悪魔を思い出す娘たち―よみがえる性的虐待の「記憶」

悪魔を思い出す娘たち―よみがえる性的虐待の「記憶」

これぞ神話。

面白い事件ではあります。ただ、証拠や第三者の証言によって事実関係が認められた性的虐待事件が莫大に発見されている中、この事件はあくまでも「面白い逆説、珍事」の領域をでないものだと思います。 「抑圧された記憶」とは、自分の身に起きたと信じたくない酷い事件に関する記憶を麻痺させ、認めない事です。この本に書かれた事件のように、不愉快極まりない酷い事件が自分の身におきたと「虐待記憶のでっちあげ」をする状態の方がかなり難しい。このケースはここ数十年の米国で、性的虐待の弊害や後遺症として残る精神障害の重さがあまりにも研究が進みすぎたため、原因は性的虐待であると決め付け催眠療法で洗脳をする事件が起きたに過ぎません。 そもそもが密室で繰り返し行われる犯罪であるために立件ができず、被害児が重い障害を抱えて一生を過ごす事件、不愉快極まりない犯罪であるために殆どの人はありえないと思ったり、妄想だと否定しがちです。

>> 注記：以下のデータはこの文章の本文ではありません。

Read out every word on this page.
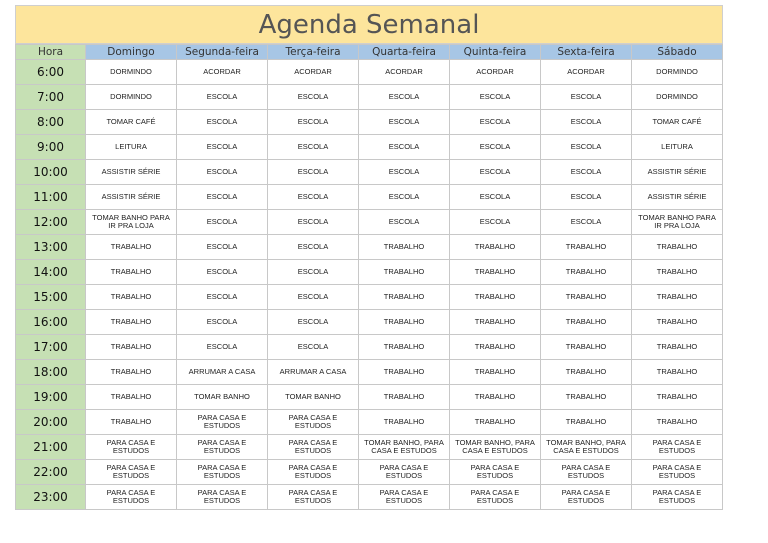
Agenda Semanal
Hora	Domingo	Segunda-feira	Terça-feira	Quarta-feira	Quinta-feira	Sexta-feira	Sábado
6:00	DORMINDO	ACORDAR	ACORDAR	ACORDAR	ACORDAR	ACORDAR	DORMINDO
7:00	DORMINDO	ESCOLA	ESCOLA	ESCOLA	ESCOLA	ESCOLA	DORMINDO
8:00	TOMAR CAFÉ	ESCOLA	ESCOLA	ESCOLA	ESCOLA	ESCOLA	TOMAR CAFÉ
9:00	LEITURA	ESCOLA	ESCOLA	ESCOLA	ESCOLA	ESCOLA	LEITURA
10:00	ASSISTIR SÉRIE	ESCOLA	ESCOLA	ESCOLA	ESCOLA	ESCOLA	ASSISTIR SÉRIE
11:00	ASSISTIR SÉRIE	ESCOLA	ESCOLA	ESCOLA	ESCOLA	ESCOLA	ASSISTIR SÉRIE
12:00	TOMAR BANHO PARA IR PRA LOJA	ESCOLA	ESCOLA	ESCOLA	ESCOLA	ESCOLA	TOMAR BANHO PARA IR PRA LOJA
13:00	TRABALHO	ESCOLA	ESCOLA	TRABALHO	TRABALHO	TRABALHO	TRABALHO
14:00	TRABALHO	ESCOLA	ESCOLA	TRABALHO	TRABALHO	TRABALHO	TRABALHO
15:00	TRABALHO	ESCOLA	ESCOLA	TRABALHO	TRABALHO	TRABALHO	TRABALHO
16:00	TRABALHO	ESCOLA	ESCOLA	TRABALHO	TRABALHO	TRABALHO	TRABALHO
17:00	TRABALHO	ESCOLA	ESCOLA	TRABALHO	TRABALHO	TRABALHO	TRABALHO
18:00	TRABALHO	ARRUMAR A CASA	ARRUMAR A CASA	TRABALHO	TRABALHO	TRABALHO	TRABALHO
19:00	TRABALHO	TOMAR BANHO	TOMAR BANHO	TRABALHO	TRABALHO	TRABALHO	TRABALHO
20:00	TRABALHO	PARA CASA E ESTUDOS	PARA CASA E ESTUDOS	TRABALHO	TRABALHO	TRABALHO	TRABALHO
21:00	PARA CASA E ESTUDOS	PARA CASA E ESTUDOS	PARA CASA E ESTUDOS	TOMAR BANHO, PARA CASA E ESTUDOS	TOMAR BANHO, PARA CASA E ESTUDOS	TOMAR BANHO, PARA CASA E ESTUDOS	PARA CASA E ESTUDOS
22:00	PARA CASA E ESTUDOS	PARA CASA E ESTUDOS	PARA CASA E ESTUDOS	PARA CASA E ESTUDOS	PARA CASA E ESTUDOS	PARA CASA E ESTUDOS	PARA CASA E ESTUDOS
23:00	PARA CASA E ESTUDOS	PARA CASA E ESTUDOS	PARA CASA E ESTUDOS	PARA CASA E ESTUDOS	PARA CASA E ESTUDOS	PARA CASA E ESTUDOS	PARA CASA E ESTUDOS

そのおぞましい犯罪を無かったと信じたいという心理や、小児性愛者の免罪のためにひどく誇張されたネタだと思います。 この本のタイトルには、「催眠療法による洗脳」というタイトルをつけるのがふさわしかったようです。 催眠療法による洗脳はあらゆることが可能です。この場合、元々主観で被害児の証言が否定されがちな性的虐待がテーマです。否定されがちな性的虐待を、(催眠療法で)でっちあげる事件があったために、大喜びで利用されたのです。この本を事前知識なく読むのはかなり危険だと思います。しっかり精神領域の基礎、莫大な事例を知識として蓄えた後に面白半分に読むのは結構だと思います。